O problema é que somos poucos. Muito menos do que o número para o qual a indústria se preparou, esperou, projectou, porque, obviamente, o tempo mudou. Mesmo que temporariamente, o que veio para ficar foi, para além do medo de sair de casa para outros lugares, a extraordinária quebra de fundos que possibilitava a vinda de tanto turista, a visita de tanto curioso, o consumo de tantas bocas.

Como se mantém um negócio, um sector da economia, sem massa crítica para o sustentar?

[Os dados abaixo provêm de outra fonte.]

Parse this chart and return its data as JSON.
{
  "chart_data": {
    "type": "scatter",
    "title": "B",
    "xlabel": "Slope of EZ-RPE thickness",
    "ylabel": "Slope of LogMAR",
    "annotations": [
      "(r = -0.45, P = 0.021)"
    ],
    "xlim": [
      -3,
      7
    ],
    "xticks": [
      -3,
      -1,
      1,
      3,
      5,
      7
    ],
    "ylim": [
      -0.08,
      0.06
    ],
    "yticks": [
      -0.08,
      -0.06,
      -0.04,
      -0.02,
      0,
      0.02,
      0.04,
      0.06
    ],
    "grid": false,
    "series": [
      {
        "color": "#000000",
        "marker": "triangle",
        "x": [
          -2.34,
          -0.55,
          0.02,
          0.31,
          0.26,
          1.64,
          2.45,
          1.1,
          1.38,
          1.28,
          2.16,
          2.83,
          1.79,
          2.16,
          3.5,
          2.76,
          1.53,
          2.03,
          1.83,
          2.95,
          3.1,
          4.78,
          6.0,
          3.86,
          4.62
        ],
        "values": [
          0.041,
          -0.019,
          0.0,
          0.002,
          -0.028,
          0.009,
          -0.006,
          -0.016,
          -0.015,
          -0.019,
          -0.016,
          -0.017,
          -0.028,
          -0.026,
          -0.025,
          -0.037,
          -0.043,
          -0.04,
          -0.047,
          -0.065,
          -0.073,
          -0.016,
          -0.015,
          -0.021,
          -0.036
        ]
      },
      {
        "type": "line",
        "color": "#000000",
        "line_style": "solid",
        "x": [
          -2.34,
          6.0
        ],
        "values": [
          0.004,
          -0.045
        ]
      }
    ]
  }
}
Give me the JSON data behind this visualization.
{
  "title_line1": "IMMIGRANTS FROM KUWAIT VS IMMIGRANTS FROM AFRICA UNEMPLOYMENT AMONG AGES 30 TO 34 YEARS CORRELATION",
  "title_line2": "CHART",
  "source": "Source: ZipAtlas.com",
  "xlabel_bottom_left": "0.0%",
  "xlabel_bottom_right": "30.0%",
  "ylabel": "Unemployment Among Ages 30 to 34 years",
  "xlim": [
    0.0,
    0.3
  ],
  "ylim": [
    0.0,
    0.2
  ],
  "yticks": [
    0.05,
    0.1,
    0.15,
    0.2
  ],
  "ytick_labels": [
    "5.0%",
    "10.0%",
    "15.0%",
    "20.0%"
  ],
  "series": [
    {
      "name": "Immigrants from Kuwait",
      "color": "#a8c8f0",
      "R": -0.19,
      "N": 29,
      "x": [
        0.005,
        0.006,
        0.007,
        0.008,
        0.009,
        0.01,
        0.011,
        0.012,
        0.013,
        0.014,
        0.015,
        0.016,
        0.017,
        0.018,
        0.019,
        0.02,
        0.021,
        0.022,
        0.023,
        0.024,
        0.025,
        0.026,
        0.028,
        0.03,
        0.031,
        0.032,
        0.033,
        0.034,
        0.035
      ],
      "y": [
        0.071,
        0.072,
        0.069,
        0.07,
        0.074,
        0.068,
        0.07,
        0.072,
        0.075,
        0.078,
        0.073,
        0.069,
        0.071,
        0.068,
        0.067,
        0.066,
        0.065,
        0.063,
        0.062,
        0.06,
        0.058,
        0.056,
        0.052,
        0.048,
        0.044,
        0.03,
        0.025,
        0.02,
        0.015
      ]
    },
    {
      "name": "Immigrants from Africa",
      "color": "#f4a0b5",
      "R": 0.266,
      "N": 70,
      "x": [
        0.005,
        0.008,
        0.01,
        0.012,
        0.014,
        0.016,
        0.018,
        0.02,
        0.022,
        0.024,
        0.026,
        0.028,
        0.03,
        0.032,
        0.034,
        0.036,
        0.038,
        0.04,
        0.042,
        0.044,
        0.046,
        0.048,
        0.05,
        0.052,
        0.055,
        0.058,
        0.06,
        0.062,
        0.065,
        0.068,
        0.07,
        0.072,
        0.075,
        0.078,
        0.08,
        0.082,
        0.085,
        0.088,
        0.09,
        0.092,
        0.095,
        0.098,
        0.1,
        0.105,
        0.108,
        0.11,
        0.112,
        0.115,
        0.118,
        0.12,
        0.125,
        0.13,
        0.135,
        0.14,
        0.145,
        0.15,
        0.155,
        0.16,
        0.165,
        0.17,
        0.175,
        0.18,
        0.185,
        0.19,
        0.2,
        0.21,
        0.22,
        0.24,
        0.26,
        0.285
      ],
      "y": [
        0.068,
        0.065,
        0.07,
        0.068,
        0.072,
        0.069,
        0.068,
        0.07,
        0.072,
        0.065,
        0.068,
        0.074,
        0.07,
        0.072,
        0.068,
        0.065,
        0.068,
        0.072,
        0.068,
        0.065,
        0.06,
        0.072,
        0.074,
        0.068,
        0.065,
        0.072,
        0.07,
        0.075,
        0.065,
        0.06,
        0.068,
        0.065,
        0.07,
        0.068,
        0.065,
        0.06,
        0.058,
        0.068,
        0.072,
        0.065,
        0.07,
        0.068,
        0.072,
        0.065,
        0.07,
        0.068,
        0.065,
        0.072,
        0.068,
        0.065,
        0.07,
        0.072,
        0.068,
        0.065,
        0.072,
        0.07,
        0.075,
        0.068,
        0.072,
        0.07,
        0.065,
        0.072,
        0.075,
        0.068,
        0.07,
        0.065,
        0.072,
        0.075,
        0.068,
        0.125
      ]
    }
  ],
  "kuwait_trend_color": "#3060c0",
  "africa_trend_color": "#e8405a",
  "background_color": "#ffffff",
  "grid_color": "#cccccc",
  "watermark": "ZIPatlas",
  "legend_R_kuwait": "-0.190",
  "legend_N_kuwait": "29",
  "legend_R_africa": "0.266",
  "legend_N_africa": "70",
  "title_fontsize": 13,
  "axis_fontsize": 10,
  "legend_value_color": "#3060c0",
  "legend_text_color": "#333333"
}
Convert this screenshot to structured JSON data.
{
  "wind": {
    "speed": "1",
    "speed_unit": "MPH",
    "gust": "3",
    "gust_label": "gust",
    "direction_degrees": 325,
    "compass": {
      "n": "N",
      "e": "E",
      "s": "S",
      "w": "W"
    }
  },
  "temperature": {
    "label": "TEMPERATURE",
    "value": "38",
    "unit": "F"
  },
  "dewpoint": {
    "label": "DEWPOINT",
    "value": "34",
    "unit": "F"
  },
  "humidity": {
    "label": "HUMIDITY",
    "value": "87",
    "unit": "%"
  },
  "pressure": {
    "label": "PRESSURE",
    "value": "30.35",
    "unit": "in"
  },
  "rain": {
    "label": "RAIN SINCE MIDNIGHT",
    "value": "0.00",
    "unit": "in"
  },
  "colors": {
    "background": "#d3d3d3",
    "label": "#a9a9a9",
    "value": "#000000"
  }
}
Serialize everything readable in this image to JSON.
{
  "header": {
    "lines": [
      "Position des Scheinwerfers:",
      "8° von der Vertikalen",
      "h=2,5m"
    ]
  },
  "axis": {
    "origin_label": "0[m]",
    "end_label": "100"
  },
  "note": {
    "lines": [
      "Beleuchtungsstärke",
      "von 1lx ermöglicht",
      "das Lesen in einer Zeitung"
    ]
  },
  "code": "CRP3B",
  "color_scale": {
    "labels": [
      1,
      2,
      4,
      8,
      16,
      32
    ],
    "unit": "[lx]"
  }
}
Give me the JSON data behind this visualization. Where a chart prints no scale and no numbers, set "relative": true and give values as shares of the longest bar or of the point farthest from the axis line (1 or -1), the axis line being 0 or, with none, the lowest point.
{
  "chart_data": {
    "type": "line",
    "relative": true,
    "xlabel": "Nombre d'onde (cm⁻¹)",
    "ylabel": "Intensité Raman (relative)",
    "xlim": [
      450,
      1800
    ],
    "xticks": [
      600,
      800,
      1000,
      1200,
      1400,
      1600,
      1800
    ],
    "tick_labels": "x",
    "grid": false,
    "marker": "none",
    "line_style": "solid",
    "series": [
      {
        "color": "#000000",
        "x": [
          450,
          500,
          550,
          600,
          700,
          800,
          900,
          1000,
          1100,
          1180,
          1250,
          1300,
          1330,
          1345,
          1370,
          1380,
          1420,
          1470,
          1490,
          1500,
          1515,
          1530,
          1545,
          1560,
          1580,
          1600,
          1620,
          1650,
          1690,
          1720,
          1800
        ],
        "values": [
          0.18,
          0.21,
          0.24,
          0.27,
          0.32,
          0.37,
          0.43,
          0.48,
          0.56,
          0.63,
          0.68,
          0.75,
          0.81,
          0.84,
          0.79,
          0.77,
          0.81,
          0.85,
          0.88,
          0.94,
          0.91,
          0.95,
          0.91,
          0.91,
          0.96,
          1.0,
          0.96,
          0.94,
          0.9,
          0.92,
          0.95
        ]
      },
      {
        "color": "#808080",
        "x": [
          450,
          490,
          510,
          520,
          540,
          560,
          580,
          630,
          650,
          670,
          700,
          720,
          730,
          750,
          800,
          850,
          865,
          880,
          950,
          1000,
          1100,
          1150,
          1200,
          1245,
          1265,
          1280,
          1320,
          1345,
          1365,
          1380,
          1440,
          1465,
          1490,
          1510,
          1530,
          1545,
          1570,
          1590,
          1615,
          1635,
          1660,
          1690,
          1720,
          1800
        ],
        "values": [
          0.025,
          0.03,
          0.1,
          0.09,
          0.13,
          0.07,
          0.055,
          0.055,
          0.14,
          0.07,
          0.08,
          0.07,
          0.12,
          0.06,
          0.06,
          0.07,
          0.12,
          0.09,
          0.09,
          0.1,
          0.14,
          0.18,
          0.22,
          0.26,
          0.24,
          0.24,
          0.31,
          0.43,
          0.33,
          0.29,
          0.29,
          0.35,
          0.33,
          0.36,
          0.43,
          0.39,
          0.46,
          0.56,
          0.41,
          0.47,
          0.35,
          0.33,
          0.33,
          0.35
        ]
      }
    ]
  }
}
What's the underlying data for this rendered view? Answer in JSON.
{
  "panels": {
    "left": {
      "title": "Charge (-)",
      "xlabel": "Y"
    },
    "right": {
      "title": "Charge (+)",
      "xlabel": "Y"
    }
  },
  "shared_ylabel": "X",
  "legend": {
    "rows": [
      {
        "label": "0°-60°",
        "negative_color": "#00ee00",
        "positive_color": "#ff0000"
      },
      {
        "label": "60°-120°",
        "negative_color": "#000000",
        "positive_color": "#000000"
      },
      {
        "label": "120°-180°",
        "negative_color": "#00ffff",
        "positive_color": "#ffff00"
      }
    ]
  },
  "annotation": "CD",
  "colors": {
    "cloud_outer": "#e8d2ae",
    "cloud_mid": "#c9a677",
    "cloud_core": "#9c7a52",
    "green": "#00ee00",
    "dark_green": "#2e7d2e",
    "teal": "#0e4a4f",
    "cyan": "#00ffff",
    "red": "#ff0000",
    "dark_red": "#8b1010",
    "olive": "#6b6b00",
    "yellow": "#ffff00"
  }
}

Existem estratégias que podem aperfeiçoar os resultados - racionalizar despesas (e tão mal se faziam contas!), alterar aproveitamentos, cortar desperdícios - mas estas não passarão de paliativos. Não será possível baixar os já genericamente baixos salários sob pena de se perderem funcionários, não por má vontade mas por incapacidade de pagar rendas, transportes, sobrevivências. Não será possível convencer mais estagiários a trabalharem de graça. Não será possível baixar preços em restaurantes que já têm margens reduzidas.

Mas, fundamentalmente, não será possível pedir aos nacionais para jantarem mais do que uma vez por dia, de modo a multiplicar o número de clientes.

Portanto, senhoras e senhores, nós gourmets (os que mantiveram o salário ou os clientes ou o subsídio) que não somos suficientes para matar a fome dos restaurantes, saberemos ao menos ajudar a resolver a quadratura do circulo vicioso em que o vírus e o entusiasmo empresarial nacional nos meteu?

Mãos à obra que eu estou aqui para ajudar, já que também sou parte interessada (e não só pela gourmandise)!